Senegal despertó a tiempo, con una goleada histórica ante Irak, un 5-0 que le permitió salvar su flojo arranque en el Mundial 2026 y presentar su candidatura a los dieciseisavos de final como uno de los mejores terceros, empujado por una expulsión temprana, el dominio absoluto del balón y una segunda parte demoledora.
El equipo de Pape Thiaw, obligado a ganar después de las derrotas ante Francia (3-1) y Noruega (3-2), encontró el partido que necesitaba. Irak, último clasificado para el torneo y aún sin haber puntuado nunca en un Mundial, apenas pudo sostenerse diez minutos. A partir de la roja a Rebin Sulaka, quedó reducido a una resistencia menguante.
Senegal tardó muy poco en inclinar el duelo. A los tres minutos ya había provocado su primer córner y, en el saque de esquina siguiente, Abdoulaye Seck ganó por arriba. Su cabezazo picado, rozado por Habib Diarra, superó a Ahmed Basil y abrió el marcador.
El gol confirmó el plan senegalés y acentuó los problemas iraquíes. Sulaka agarró a Sadio Mané cuando el delantero se escapaba al borde del área. El árbitro Anthony Taylor mostró inicialmente amarilla, pero el VAR corrigió la decisión y el central iraquí fue expulsado.

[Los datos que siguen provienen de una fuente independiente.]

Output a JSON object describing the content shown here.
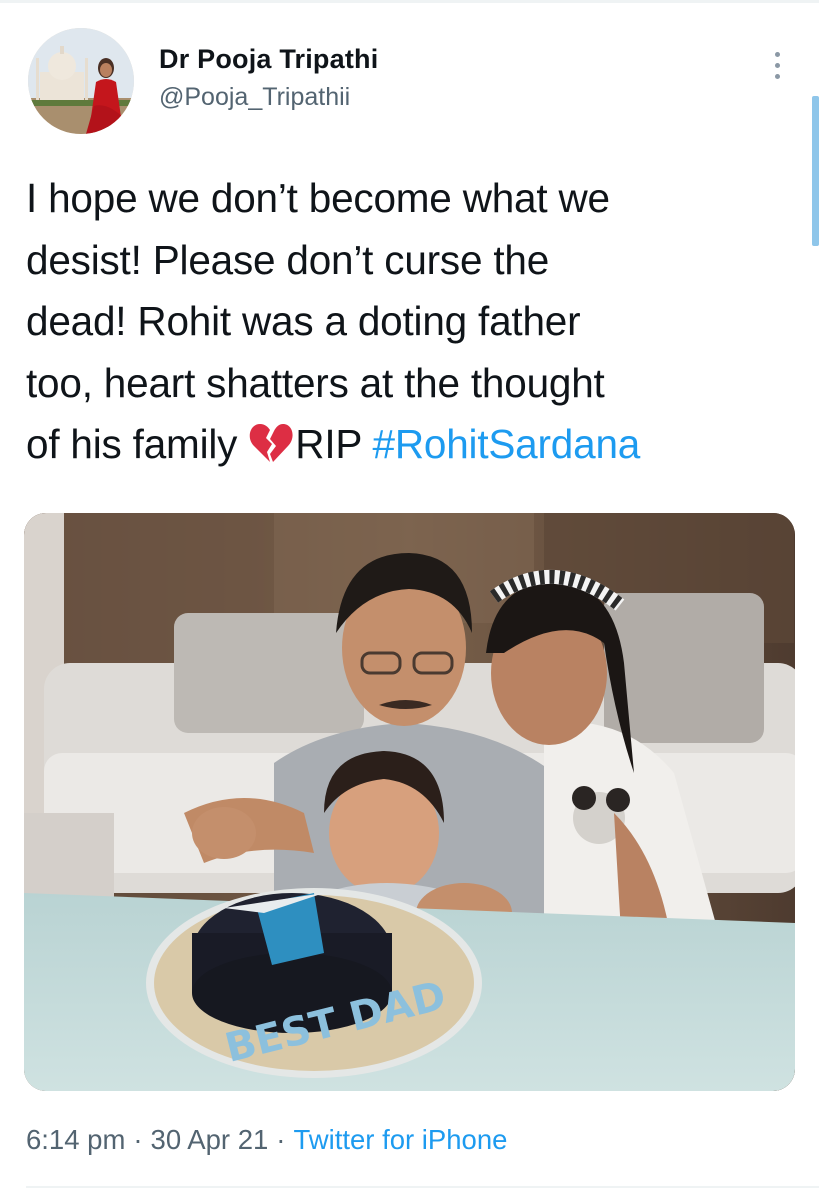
{
  "author": {
    "display_name": "Dr Pooja Tripathi",
    "handle": "@Pooja_Tripathii"
  },
  "tweet": {
    "lines": [
      "I hope we don’t become what we",
      "desist! Please don’t curse the",
      "dead! Rohit was a doting father",
      "too, heart shatters at the thought"
    ],
    "last_line_prefix": "of his family ",
    "emoji": "broken-heart-icon",
    "last_line_suffix": "RIP ",
    "hashtag": "#RohitSardana",
    "hashtag_color": "#1d9bf0"
  },
  "photo": {
    "cake_text": "BEST DAD"
  },
  "meta": {
    "time": "6:14 pm",
    "separator": "·",
    "date": "30 Apr 21",
    "source": "Twitter for iPhone",
    "link_color": "#1d9bf0",
    "muted_color": "#536471"
  },
  "icons": {
    "more": "more-vertical-icon"
  }
}
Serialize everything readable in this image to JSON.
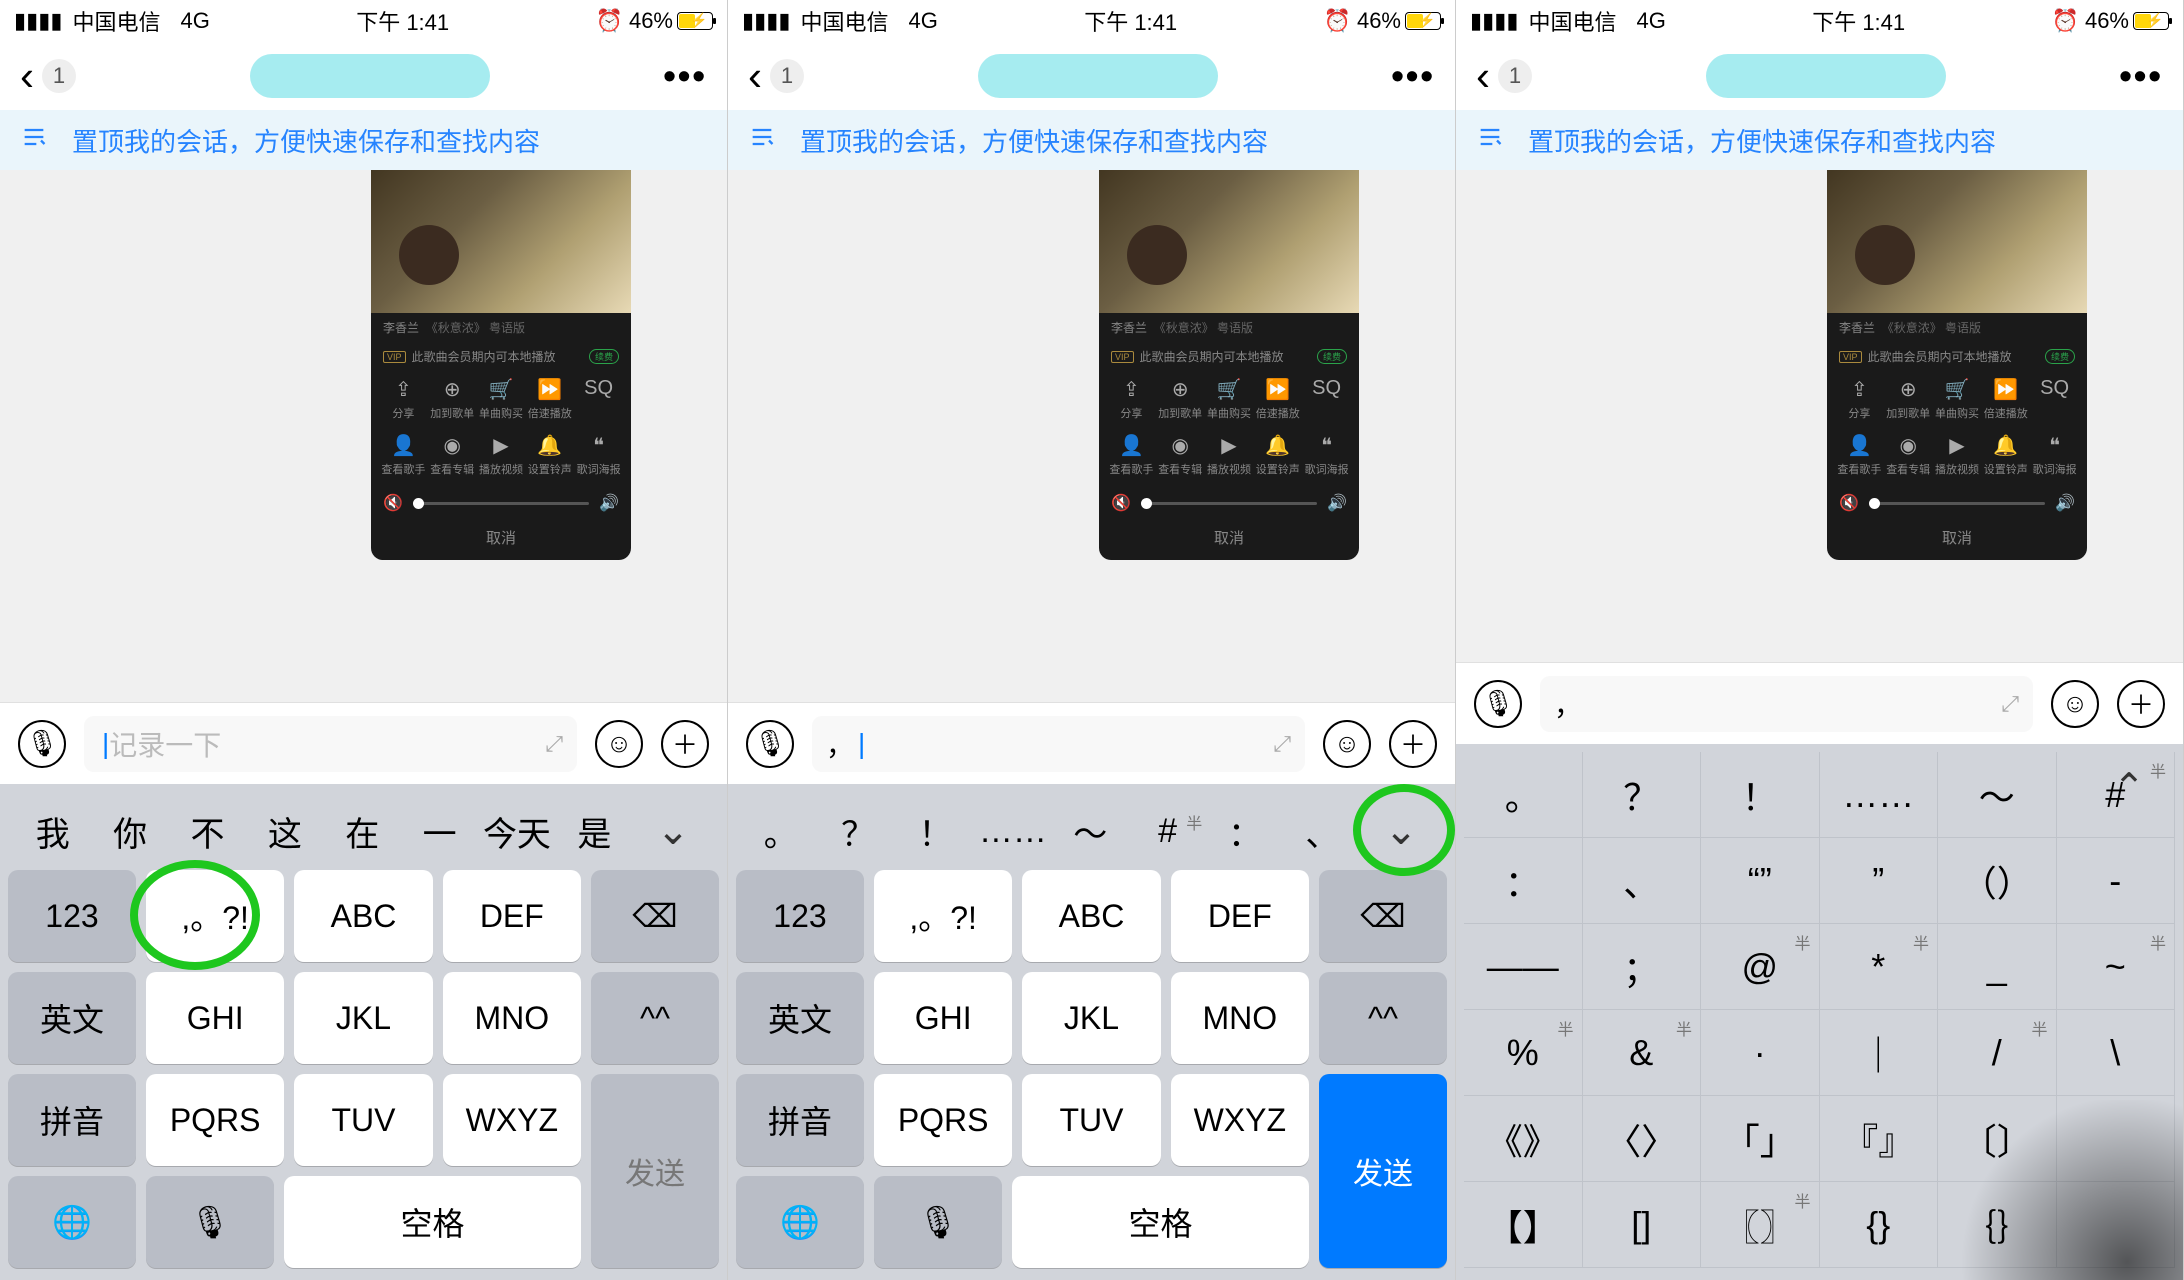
{
  "status": {
    "carrier": "中国电信",
    "network": "4G",
    "time": "下午 1:41",
    "alarm": "⏰",
    "battery_pct": "46%"
  },
  "nav": {
    "back_badge": "1",
    "more": "•••"
  },
  "pin_banner": "置顶我的会话，方便快速保存和查找内容",
  "msg_card": {
    "title_l": "李香兰",
    "title_r": "《秋意浓》 粤语版",
    "vip_text": "此歌曲会员期内可本地播放",
    "pill": "续费",
    "row1": [
      "分享",
      "加到歌单",
      "单曲购买",
      "倍速播放",
      ""
    ],
    "row2": [
      "查看歌手",
      "查看专辑",
      "播放视频",
      "设置铃声",
      "歌词海报"
    ],
    "cancel": "取消"
  },
  "inputs": {
    "placeholder": "记录一下",
    "value2": "，",
    "value3": "，"
  },
  "kbd9": {
    "cand1": [
      "我",
      "你",
      "不",
      "这",
      "在",
      "一",
      "今天",
      "是"
    ],
    "cand2": [
      "。",
      "？",
      "！",
      "……",
      "～",
      "#",
      "：",
      "、"
    ],
    "cand2_sup": {
      "5": "半"
    },
    "k_123": "123",
    "k_sym": ",。?!",
    "k_abc": "ABC",
    "k_def": "DEF",
    "k_en": "英文",
    "k_ghi": "GHI",
    "k_jkl": "JKL",
    "k_mno": "MNO",
    "k_face": "^^",
    "k_py": "拼音",
    "k_pqrs": "PQRS",
    "k_tuv": "TUV",
    "k_wxyz": "WXYZ",
    "k_send": "发送",
    "k_space": "空格",
    "k_globe": "🌐",
    "k_mic": "🎙",
    "k_del": "⌫"
  },
  "sym_grid": [
    [
      "。",
      "？",
      "！",
      "……",
      "～",
      "#"
    ],
    [
      "：",
      "、",
      "“”",
      "”",
      "（）",
      "-"
    ],
    [
      "——",
      "；",
      "@",
      "*",
      "_",
      "~"
    ],
    [
      "%",
      "&",
      "·",
      "｜",
      "/",
      "\\"
    ],
    [
      "《》",
      "〈〉",
      "「」",
      "『』",
      "〔〕",
      ""
    ],
    [
      "【】",
      "[]",
      "〖〗",
      "{}",
      "｛｝",
      ""
    ]
  ],
  "sym_sup": {
    "0-5": "半",
    "2-2": "半",
    "2-3": "半",
    "2-5": "半",
    "3-0": "半",
    "3-1": "半",
    "3-4": "半",
    "3-5": "",
    "5-2": "半"
  },
  "chevron_down": "⌄",
  "chevron_up": "⌃"
}
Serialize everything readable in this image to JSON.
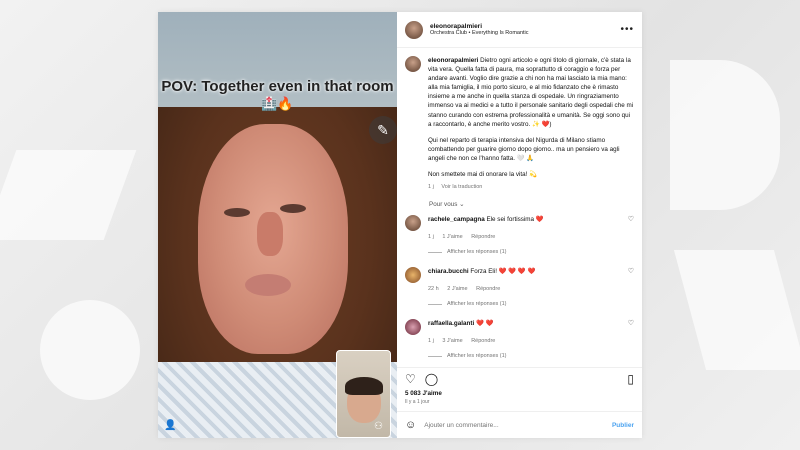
{
  "media": {
    "overlay_caption": "POV: Together even in that room",
    "overlay_emoji": "🏥🔥",
    "edit_icon": "pencil-icon",
    "user_icon": "person-icon",
    "pip_icon": "people-icon"
  },
  "header": {
    "username": "eleonorapalmieri",
    "subtitle": "Orchestra Club • Everything Is Romantic",
    "more_icon": "more-dots-icon"
  },
  "caption": {
    "username": "eleonorapalmieri",
    "text1": "Dietro ogni articolo e ogni titolo di giornale, c'è stata la vita vera. Quella fatta di paura, ma soprattutto di coraggio e forza per andare avanti. Voglio dire grazie a chi non ha mai lasciato la mia mano: alla mia famiglia, il mio porto sicuro, e al mio fidanzato che è rimasto insieme a me anche in quella stanza di ospedale. Un ringraziamento immenso va ai medici e a tutto il personale sanitario degli ospedali che mi stanno curando con estrema professionalità e umanità. Se oggi sono qui a raccontarlo, è anche merito vostro. ✨ ❤️)",
    "text2": "Qui nel reparto di terapia intensiva del Nigurda di Milano stiamo combattendo per guarire giorno dopo giorno.. ma un pensiero va agli angeli che non ce l'hanno fatta. 🤍 🙏",
    "text3": "Non smettete mai di onorare la vita! 💫",
    "time": "1 j",
    "translate": "Voir la traduction"
  },
  "pour_vous": "Pour vous ⌄",
  "comments": [
    {
      "username": "rachele_campagna",
      "text": "Ele sei fortissima ❤️",
      "time": "1 j",
      "likes": "1 J'aime",
      "reply": "Répondre",
      "replies": "Afficher les réponses (1)"
    },
    {
      "username": "chiara.bucchi",
      "text": "Forza Eli! ❤️ ❤️ ❤️ ❤️",
      "time": "22 h",
      "likes": "2 J'aime",
      "reply": "Répondre",
      "replies": "Afficher les réponses (1)"
    },
    {
      "username": "raffaella.galanti",
      "text": "❤️ ❤️",
      "time": "1 j",
      "likes": "3 J'aime",
      "reply": "Répondre",
      "replies": "Afficher les réponses (1)"
    }
  ],
  "actions": {
    "likes": "5 083 J'aime",
    "time": "Il y a 1 jour"
  },
  "add_comment": {
    "placeholder": "Ajouter un commentaire...",
    "publish": "Publier"
  }
}
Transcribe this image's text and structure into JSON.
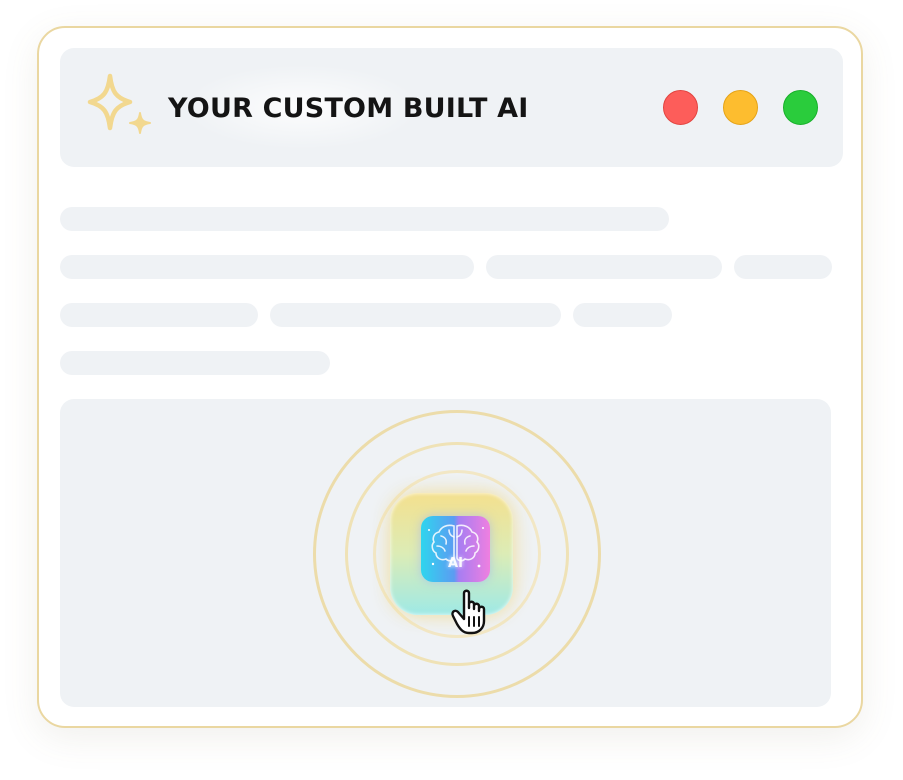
{
  "window": {
    "title": "YOUR CUSTOM BUILT AI",
    "title_icon": "sparkle-icon",
    "controls": [
      {
        "name": "close",
        "color": "#fd5d5a"
      },
      {
        "name": "minimize",
        "color": "#fdbd2f"
      },
      {
        "name": "maximize",
        "color": "#2acc3c"
      }
    ]
  },
  "content": {
    "placeholder_lines": 4,
    "ai_button": {
      "label": "AI",
      "icon": "brain-ai-icon",
      "cursor": "hand-pointer-icon"
    }
  },
  "colors": {
    "border": "#ead7a1",
    "surface": "#eff2f5",
    "ring": "#ecdcaa"
  }
}
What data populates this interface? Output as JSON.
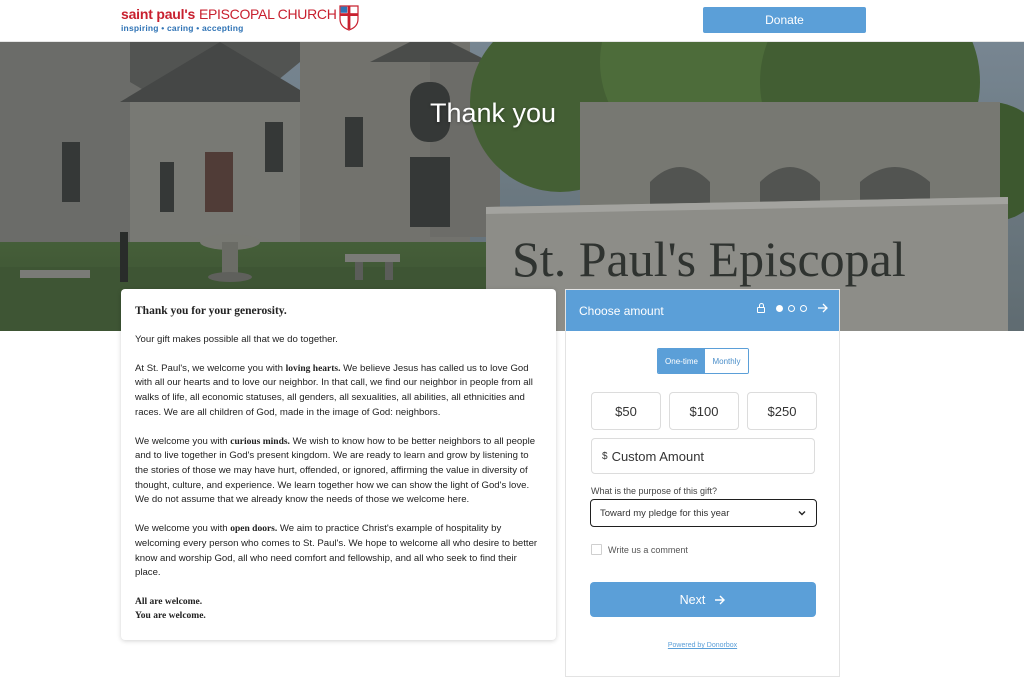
{
  "header": {
    "logo_name": "saint paul's",
    "logo_church": "EPISCOPAL CHURCH",
    "logo_tagline": "inspiring • caring • accepting",
    "donate_label": "Donate"
  },
  "hero": {
    "title": "Thank you",
    "sign_text": "St. Paul's Episcopal"
  },
  "message": {
    "heading": "Thank you for your generosity.",
    "intro": "Your gift makes possible all that we do together.",
    "p1_start": "At St. Paul's, we welcome you with ",
    "p1_bold": "loving hearts.",
    "p1_rest": " We believe Jesus has called us to love God with all our hearts and to love our neighbor. In that call, we find our neighbor in people from all walks of life, all economic statuses, all genders, all sexualities, all abilities, all ethnicities and races. We are all children of God, made in the image of God: neighbors.",
    "p2_start": "We welcome you with ",
    "p2_bold": "curious minds.",
    "p2_rest": " We wish to know how to be better neighbors to all people and to live together in God's present kingdom. We are ready to learn and grow by listening to the stories of those we may have hurt, offended, or ignored, affirming the value in diversity of thought, culture, and experience. We learn together how we can show the light of God's love. We do not assume that we already know the needs of those we welcome here.",
    "p3_start": "We welcome you with ",
    "p3_bold": "open doors.",
    "p3_rest": " We aim to practice Christ's example of hospitality by welcoming every person who comes to St. Paul's. We hope to welcome all who desire to better know and worship God, all who need comfort and fellowship, and all who seek to find their place.",
    "closing1": "All are welcome.",
    "closing2": "You are welcome."
  },
  "donation": {
    "title": "Choose amount",
    "step_current": 1,
    "step_total": 3,
    "frequency_options": [
      "One-time",
      "Monthly"
    ],
    "frequency_selected": "One-time",
    "amounts": [
      "$50",
      "$100",
      "$250"
    ],
    "currency_symbol": "$",
    "custom_amount_label": "Custom Amount",
    "purpose_label": "What is the purpose of this gift?",
    "purpose_selected": "Toward my pledge for this year",
    "comment_label": "Write us a comment",
    "comment_checked": false,
    "next_label": "Next",
    "powered_by": "Powered by Donorbox"
  },
  "colors": {
    "accent": "#5b9fd8",
    "brand_red": "#c8202f",
    "brand_blue": "#2f73b5"
  },
  "icons": [
    "cross-shield-icon",
    "lock-icon",
    "arrow-right-icon",
    "chevron-down-icon"
  ]
}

La segunda parte convirtió el dominio en castigo. Senegal avisó con llegadas de Diarra, Ibrahim Mbaye e Ismaïla Sarr. En el minuto 56, un error de la defensa iraquí dejó la pelota suelta en el área y Sarr no perdonó a puerta vacía. Fue el 2-0 y el golpe anímico definitivo para Irak.
La goleada se desató con los cambios. Pape Gueye entró por Habib Diarra y apenas necesitó 81 segundos para marcar el tercero con un zurdazo a la escuadra. El centrocampista del Villarreal repitió en el 70, con otro disparo duro y colocado desde el borde del área, imposible para Jalal Hassan.